I’ve been listening to a song lately that includes this lyric: “Show me how big your brave is”. Every time I hear it I wonder how big my brave is and am struck by the bravery and risk-taking I get to witness every day amongst The Dale community. I suppose as I stare down the end of a year and the dawn of a new one this phrase is particularly poignant because I am looking both backward and forward.
At this time last year I couldn’t have imagined how all the things that needed to happen in Parkdale were going to happen: finding enough funding, making sure the buildings that had housed us in our time of crisis were okay with us staying, keeping up with administration while being fully present to people, discovering the right name for us and actually announcing that PNC was to become The Dale. I will confess there were moments when I wondered what the heck I was doing, when I hid in our little storage space off the drop-in and cried, when my incessant praying became exhausting. Fast forward a year and I’m wondering again how everything will happen and am having the same moments of fear and doubt. I’m trying to remind myself that I know this feeling and that it will be okay; that I am invited again and again to choose bravery over timidity.
Whenever I doubt, I just have to stop and look around. I know people who slept outside last night and braved the cold in a way I cannot even imagine. I have friends who are reaching out to family members they have been estranged from even though the risk is they will be rejected again. I experience people coming to church on Sundays and actually confessing their wrongs or doubts or fears IN FRONT of everybody: no masks, no claiming to be something they are not. Just yesterday a friend had an epiphany that it was time to get well, sought help, found a bed in a recovery facility and actually went.
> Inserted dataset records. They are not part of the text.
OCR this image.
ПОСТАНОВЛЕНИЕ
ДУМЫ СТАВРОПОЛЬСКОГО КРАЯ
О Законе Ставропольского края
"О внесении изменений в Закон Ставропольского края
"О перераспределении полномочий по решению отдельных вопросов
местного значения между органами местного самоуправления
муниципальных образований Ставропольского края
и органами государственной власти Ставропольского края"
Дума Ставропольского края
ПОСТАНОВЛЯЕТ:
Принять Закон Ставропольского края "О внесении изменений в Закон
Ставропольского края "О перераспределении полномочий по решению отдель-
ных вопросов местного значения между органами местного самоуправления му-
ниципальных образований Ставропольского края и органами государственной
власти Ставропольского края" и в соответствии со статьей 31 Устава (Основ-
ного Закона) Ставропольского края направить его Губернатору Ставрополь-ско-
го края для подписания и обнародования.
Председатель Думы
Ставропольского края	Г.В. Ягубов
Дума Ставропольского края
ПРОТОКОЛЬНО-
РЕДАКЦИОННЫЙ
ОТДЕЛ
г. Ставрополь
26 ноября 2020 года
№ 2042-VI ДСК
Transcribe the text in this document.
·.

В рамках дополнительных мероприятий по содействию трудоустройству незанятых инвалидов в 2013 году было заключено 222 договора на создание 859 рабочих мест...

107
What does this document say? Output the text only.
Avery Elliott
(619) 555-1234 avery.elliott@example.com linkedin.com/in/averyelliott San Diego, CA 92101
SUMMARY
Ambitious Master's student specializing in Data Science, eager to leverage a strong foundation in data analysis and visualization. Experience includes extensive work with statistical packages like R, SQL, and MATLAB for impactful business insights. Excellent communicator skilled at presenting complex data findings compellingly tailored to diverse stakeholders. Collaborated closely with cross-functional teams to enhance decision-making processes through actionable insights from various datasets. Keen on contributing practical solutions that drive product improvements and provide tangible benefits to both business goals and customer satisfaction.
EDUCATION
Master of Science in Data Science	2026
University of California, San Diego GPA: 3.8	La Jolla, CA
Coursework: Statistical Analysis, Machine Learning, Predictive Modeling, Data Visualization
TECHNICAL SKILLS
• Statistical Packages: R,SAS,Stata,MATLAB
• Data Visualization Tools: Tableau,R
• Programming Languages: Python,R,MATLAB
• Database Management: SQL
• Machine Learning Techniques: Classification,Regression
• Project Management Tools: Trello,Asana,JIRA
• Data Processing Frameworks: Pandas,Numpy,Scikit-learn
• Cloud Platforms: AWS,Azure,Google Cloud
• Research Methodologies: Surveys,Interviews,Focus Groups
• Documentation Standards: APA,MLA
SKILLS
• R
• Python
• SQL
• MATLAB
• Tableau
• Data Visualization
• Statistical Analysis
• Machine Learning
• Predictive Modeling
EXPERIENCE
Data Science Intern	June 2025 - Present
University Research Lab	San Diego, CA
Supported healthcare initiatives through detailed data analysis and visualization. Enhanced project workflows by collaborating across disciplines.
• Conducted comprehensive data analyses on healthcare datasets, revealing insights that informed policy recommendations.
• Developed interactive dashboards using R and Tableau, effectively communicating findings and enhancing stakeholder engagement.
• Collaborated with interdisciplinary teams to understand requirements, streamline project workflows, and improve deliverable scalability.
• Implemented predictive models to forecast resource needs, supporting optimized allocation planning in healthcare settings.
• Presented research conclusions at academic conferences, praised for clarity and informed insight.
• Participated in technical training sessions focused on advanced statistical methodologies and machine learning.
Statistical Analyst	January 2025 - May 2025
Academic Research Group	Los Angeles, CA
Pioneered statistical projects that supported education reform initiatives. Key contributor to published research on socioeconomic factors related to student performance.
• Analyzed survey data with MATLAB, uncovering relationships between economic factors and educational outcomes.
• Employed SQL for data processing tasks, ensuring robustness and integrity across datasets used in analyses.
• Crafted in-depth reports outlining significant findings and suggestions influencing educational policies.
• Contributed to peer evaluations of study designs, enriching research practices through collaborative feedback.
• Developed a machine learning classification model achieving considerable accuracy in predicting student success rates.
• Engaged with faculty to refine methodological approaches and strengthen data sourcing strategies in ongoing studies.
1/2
Is it just the first step in a long journey? Yes, but I think we can all relate to the first step in anything usually being the hardest.
The Dale resides in a place very close to the edge. We remain in existence, in part, because as a community we have been willing to think outside the box. We have few belongings, are nomads in the neighbourhood and depend on others to support us. God is doing a good work here. The community itself sets the tables, cooks the food, makes the coffee, plays the music, creates the art, participates in discussion, etc. Our Kitchen Coordinator Souad is a volunteer, while Joanna (Community Worker) and I raise the funds for our salaries. Some might think us crazy.
I prefer to think of us as brave (though I personally don’t feel like it much of the time) and the recipients of much grace and blessing beyond ourselves.